The doors were in a sorry state of rust. The bottom three inches of both doors were completely rusted out. The outer door skin on the driver side was torn around the lower hinge from the door being swung completely open. This also caused the door frame to be twisted. Finally, a 3/4 inch piece of water pipe had been installed inside each door as a frame support to provide additional strength since the original frame had been twisted.

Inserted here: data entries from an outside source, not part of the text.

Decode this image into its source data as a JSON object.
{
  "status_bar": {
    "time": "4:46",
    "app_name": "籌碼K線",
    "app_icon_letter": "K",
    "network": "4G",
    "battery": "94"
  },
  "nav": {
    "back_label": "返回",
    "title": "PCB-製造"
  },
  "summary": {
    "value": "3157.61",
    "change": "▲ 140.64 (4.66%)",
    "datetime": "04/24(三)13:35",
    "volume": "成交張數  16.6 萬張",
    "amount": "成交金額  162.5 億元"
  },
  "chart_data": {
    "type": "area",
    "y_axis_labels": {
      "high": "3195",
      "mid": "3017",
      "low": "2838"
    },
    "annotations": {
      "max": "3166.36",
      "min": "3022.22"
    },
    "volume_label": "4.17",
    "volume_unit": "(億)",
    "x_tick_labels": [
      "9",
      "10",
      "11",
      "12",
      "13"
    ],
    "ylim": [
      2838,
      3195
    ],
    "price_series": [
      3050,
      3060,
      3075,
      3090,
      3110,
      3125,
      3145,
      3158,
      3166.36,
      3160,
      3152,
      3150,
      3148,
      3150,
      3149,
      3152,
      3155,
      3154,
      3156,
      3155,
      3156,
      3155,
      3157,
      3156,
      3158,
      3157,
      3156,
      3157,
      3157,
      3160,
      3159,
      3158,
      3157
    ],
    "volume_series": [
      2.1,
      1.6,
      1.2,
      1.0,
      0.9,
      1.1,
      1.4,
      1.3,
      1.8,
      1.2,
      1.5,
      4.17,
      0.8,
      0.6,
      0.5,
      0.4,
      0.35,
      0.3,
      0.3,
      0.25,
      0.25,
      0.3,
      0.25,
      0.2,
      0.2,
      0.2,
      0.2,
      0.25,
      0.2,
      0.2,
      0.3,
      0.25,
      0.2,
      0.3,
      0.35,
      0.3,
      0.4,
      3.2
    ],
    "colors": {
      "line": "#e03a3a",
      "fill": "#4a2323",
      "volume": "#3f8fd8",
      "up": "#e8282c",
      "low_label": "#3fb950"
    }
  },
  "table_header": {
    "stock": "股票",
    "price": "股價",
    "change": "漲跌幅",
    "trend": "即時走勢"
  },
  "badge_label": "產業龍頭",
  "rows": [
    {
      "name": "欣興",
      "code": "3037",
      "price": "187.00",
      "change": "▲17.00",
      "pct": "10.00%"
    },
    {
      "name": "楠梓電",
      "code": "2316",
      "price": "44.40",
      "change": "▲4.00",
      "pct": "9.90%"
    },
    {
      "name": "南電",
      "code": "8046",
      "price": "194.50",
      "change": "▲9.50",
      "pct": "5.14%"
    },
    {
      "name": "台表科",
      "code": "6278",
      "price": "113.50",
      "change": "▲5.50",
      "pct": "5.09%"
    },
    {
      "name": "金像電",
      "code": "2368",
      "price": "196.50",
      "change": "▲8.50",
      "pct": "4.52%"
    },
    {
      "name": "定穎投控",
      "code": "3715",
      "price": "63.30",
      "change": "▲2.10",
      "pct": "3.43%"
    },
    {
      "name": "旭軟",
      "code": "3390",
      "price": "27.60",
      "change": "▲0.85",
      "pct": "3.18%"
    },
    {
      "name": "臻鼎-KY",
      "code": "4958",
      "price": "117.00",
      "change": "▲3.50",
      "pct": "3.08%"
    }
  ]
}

The Goulds started the repair by removing the bottom few inches on the inside of the doors and the entire outer skin. They bought new door skins and rebuilt the doors almost from scratch. Luckily the doors on a Deuce pickup are the same as a '33 and '34, so finding reproduction door skins was relatively easy from Howell's Sheetmetal. After rebuilding the inner frames, the team attached the outer door skins using the stitch welding technique again. By the time the team had repaired the door frames, installed new door bottoms and outer skins, and ground the seams, it had taken several weeks to rebuild the doors.

Making the cab door opening square

When the doors were ready, the Goulds hung each door on the hinges and found that the cab wasn't square and the doors didn't fit into the openings. They reasoned that as the rear corners rusted, the entire cab settled down and leaned backwards. So, the team came up with the idea to hook a manual winch to the front of the frame and by the back of the rear window to force the cab to "stand up". As they did this, the cab popped and cracked as the sheet metal work was forced back to its original shape. The guys winced (some may say they cried) when they heard that painful sound. They intentionally cranked the cab slightly beyond the correct point, allowing it to settle back to its correct position and finished the correction by welding gussets in the upper cab corners and a new metal braces to the cab floor.